George Wombwell’s uncle was the original menagerie proprietor of that name. Singularly enough, George himself was born in what at one time had done duty as an elephant house, but which had been converted by his father into a living room.
“It made a capital room”, said the old man, “and stood for years by the side of our cottage. People used to say I was born to be a wild beast then and sure enough, when I was ten years old, it was agreed that my uncle should adopt me.”
Reading between the lines, it rather seems that George's parents, Zachariah Wombwell and Mary Webb, were not displeased to be rid of their 'problem child'. It seems also that Zachariah may well have been working for the menagerie and at one point at least, looking after Wombwell elephants before embarking on one of the more unusual home conversion projects of his or anyone else's time and transforming the elephant house into his living room.
George junior was born in Stoke Newington in around 1822. His mother was still there in 1841, and duly recorded in the census of that year, the very first national census of our times. The Wombwell home, and hence the original elephant house were almost certainly in Lordship Road, just off Church Street.
From a website devoted to the villas that were built along Lordship Road, beginning around 1835. As a rural area just north of the city, the location would have been ideal as a transit and storage point for the Wombwell menagerie in its early days. |
And on that very same census day, the recording officials also duly noted the details for the family living next door. It is just possible that they may have detected in the elderly lady they encountered there a hint or more of an Irish accent. Either way, she was giving no more away than she needed to, and the census record that survives suggests that she was originally from Middlesex.
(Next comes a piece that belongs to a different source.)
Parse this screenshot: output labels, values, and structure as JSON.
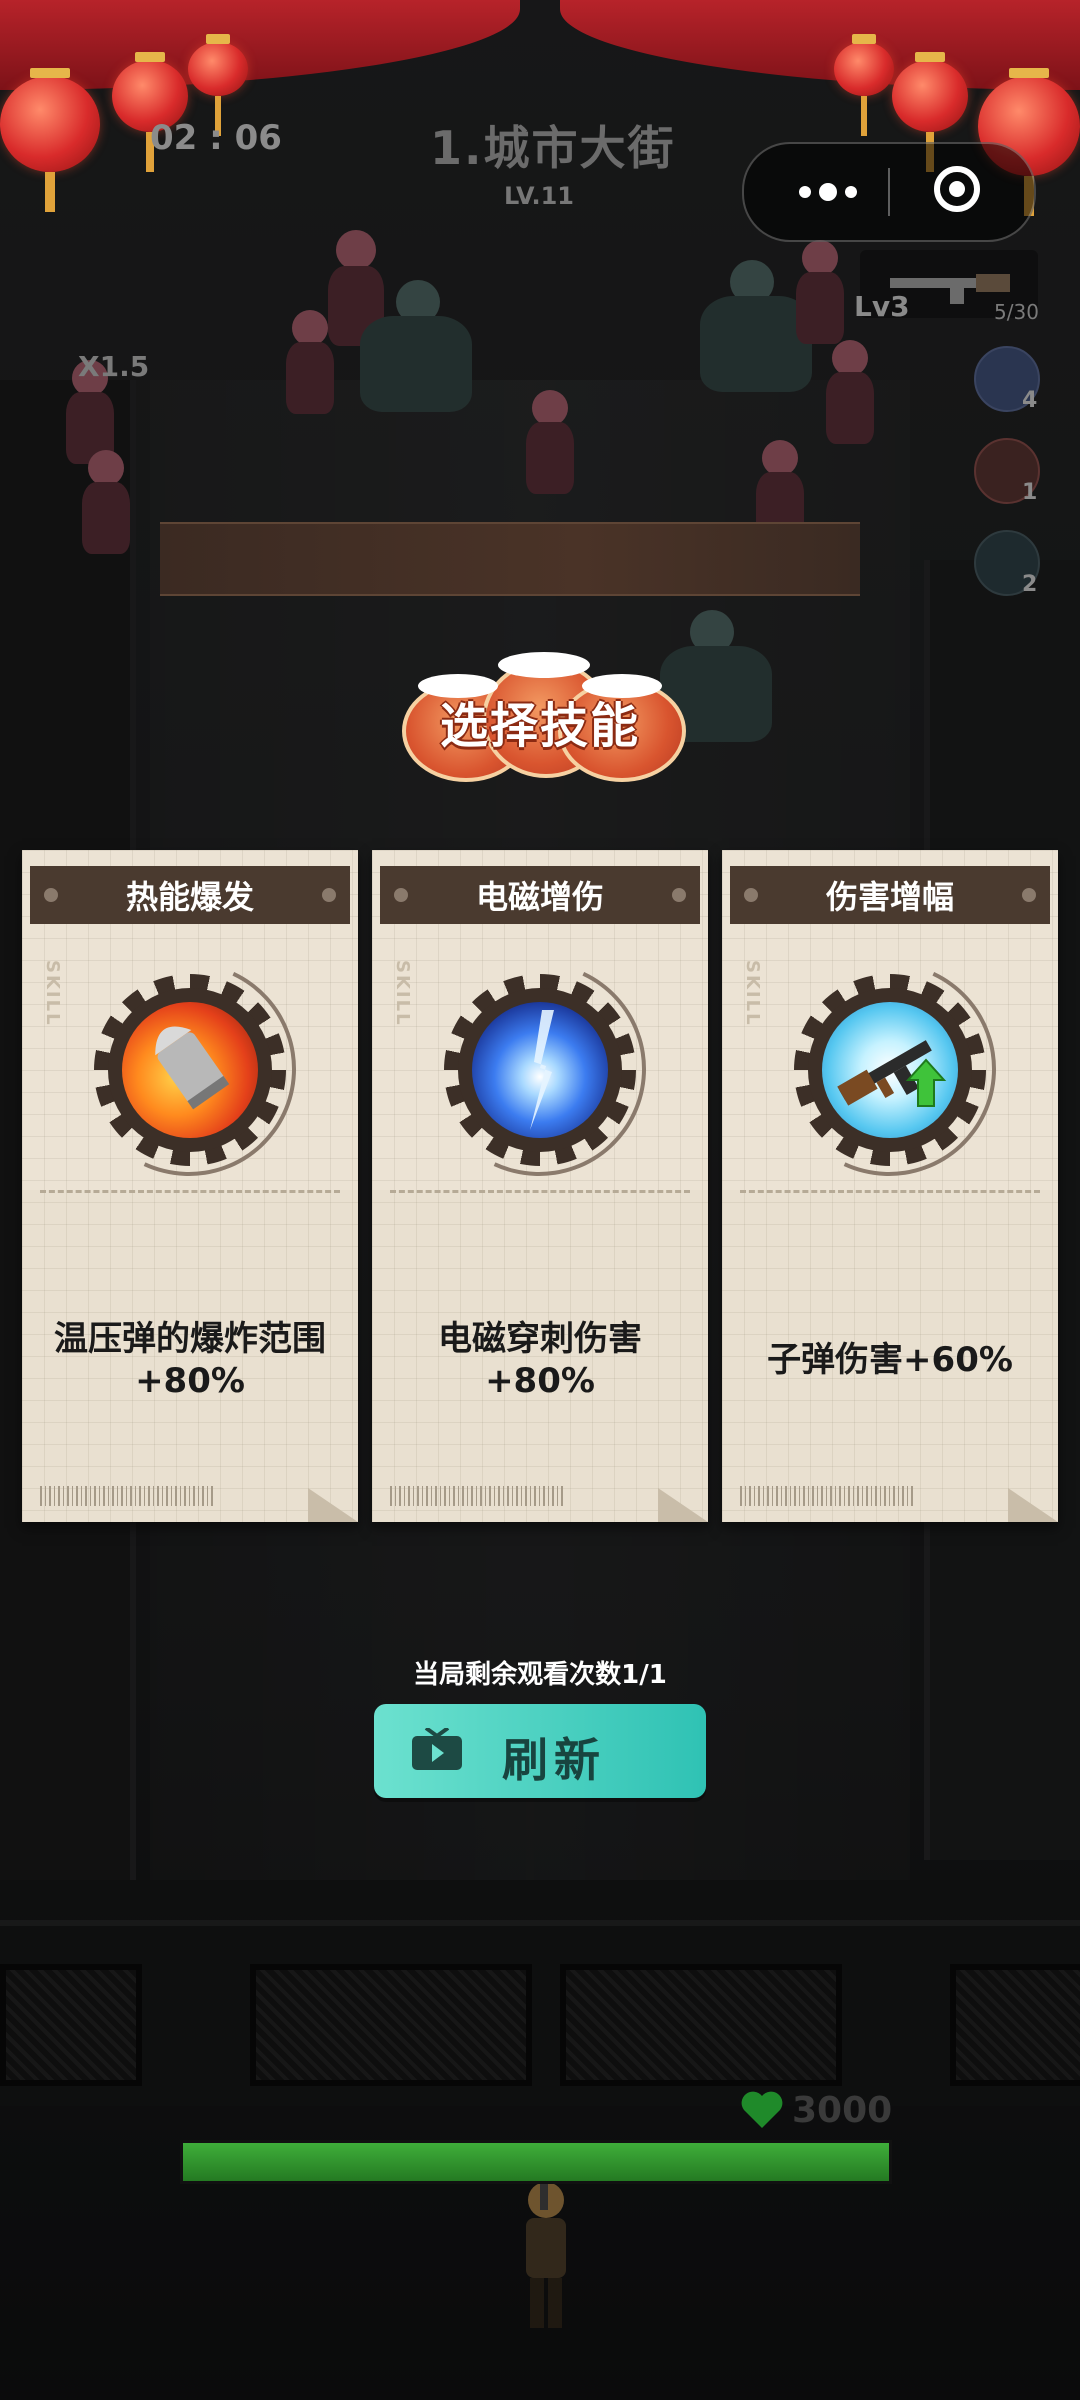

All this was very far from being the case however. The lady in question, also carrying the Wombwell surname, was in fact the daughter of an Irish freemason, Godfrey West and grand-daughter of a distinguished Downpatrick doctor and army lieutenant, Seneca Hadzor. Her line stretched back to Norman Irish barons, and to eminent Anglo-Irish families in County Down, from whom roughly a decade earlier she had inherited substantial holdings through her cousin, Elizabeth Carson.
In short, Maria West of Downpatrick would have been very well acquainted with that 'wild beast', who in 1897 was relaying his own memories to the Daily Mail.